Overview
Magnus provides Workflow Triggers as a way to initiate a Workflow execution based on some predefined cloud events. When the watched event is fired, the Workflow is triggered to execute via Remote Workflow Execution v2 via queue. That is:
- the request to execute is queued and processed by the Fair Scheduler
- the quota for max enqueued requests per user applies
- multiple instances of the Workflow is allowed
- the Workflow state is not saved after execution
To Enable Workflow Triggers
To enable Workflow Triggers, org admins must provide the following to Potens.io Support.
- Name of GCF-project: This is the name of the Google cloud project in which the underlying Google Cloud Function (GCF) will be created. Prerequisites for this project are as follow, please check with the project owner:
- Cloud Functions API must be enabled.
- The Google-owned service account [PROJECT_ID]@appspot.gserviceaccount.com must pre-exist. This account is generated automatically by Google when any GCF or Google Application Engine (GAE) is deployed.
- [PROJECT_ID]@appspot.gserviceaccount.com must have Logging.LogsWriter permission.
- Trigger service account: The Trigger service account is used to manage and orchestrate Workflow Triggers.

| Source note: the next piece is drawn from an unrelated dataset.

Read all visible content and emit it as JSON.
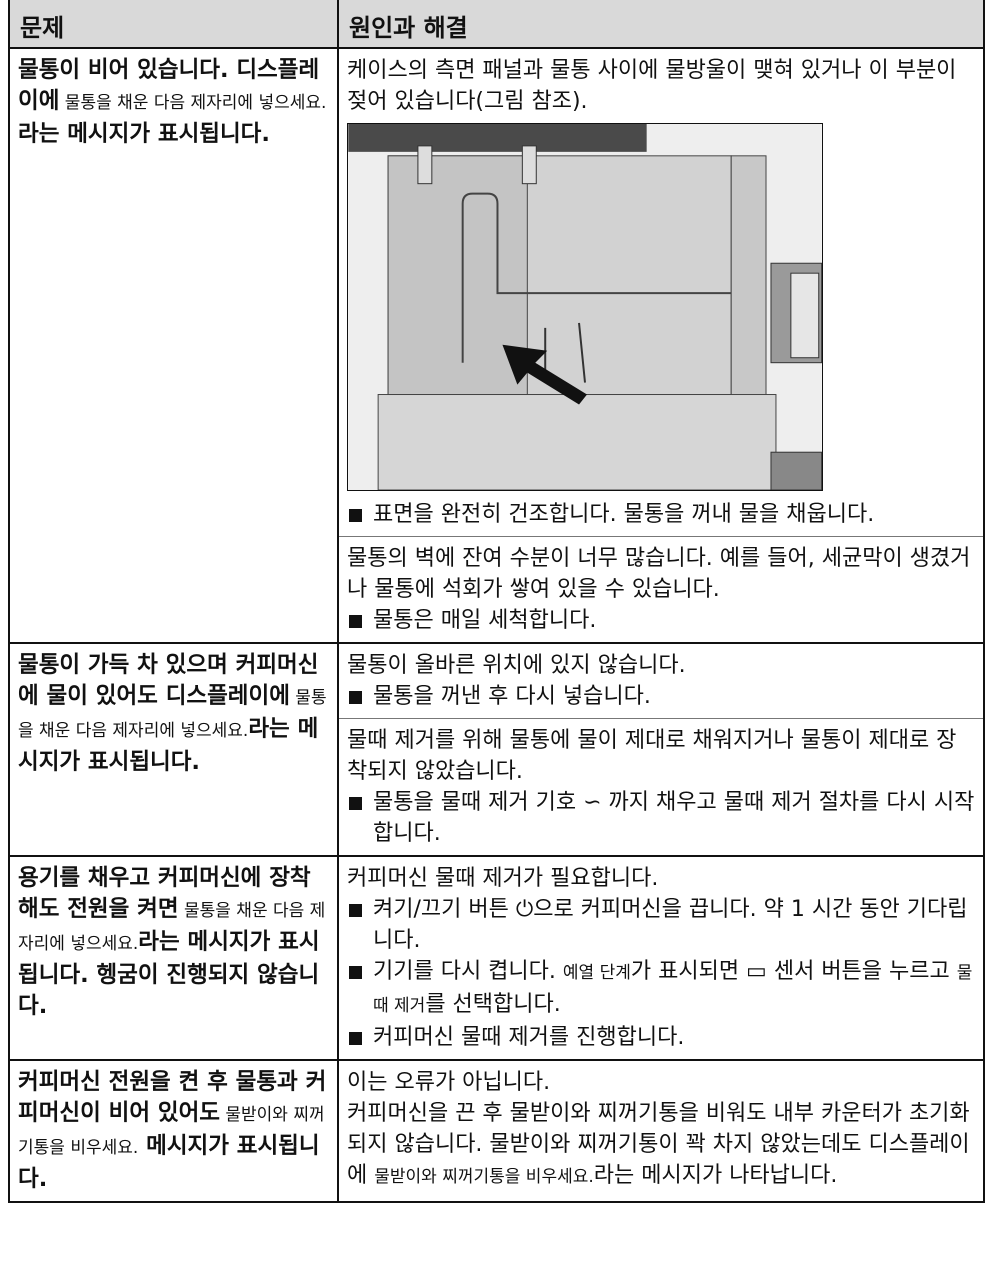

The Trigger service account must have permission to create GCF in the GCF-project. The following information of the account is required:
- Email address
- Private key p12 file
- The same private key p12 file stored in a Google Cloud Storage location. This Google Cloud Storage (GCS) location must be readable by [PROJECT_ID]@appspot.gserviceaccount.com of the GCF-project.
- Source code bucket: This is the GCS bucket where the source code of GCF will be stored. Trigger service account must have permission to create objects in this bucket.
- Trigger token bucket: This is the GCS bucket where Triggers Tokens will be stored. Trigger service account must have permission to create objects in this bucket.
Security Recommendations
- The Google Cloud Storage (GCS) location of the private key file of Trigger service account must be secured. This file must be readable by [PROJECT_ID]@appspot.gserviceaccount.com of the GCF-project. This service account is used to run Google Cloud Function (GCF) and Google Application Engine (GAE). By default, this service account has Project Editor role. So adjust the permission as needed, but make sure this service has the following permission:
- Can read the private key file of Trigger service account from the GCS location
- Has Logging.LogsWriter permission
- Trigger Token bucket must be secured. Trigger service account must be able to create objects in this bucket.
- Project owner should restrict who can create and run GCF.
- Project owner should restrict who can create GAE.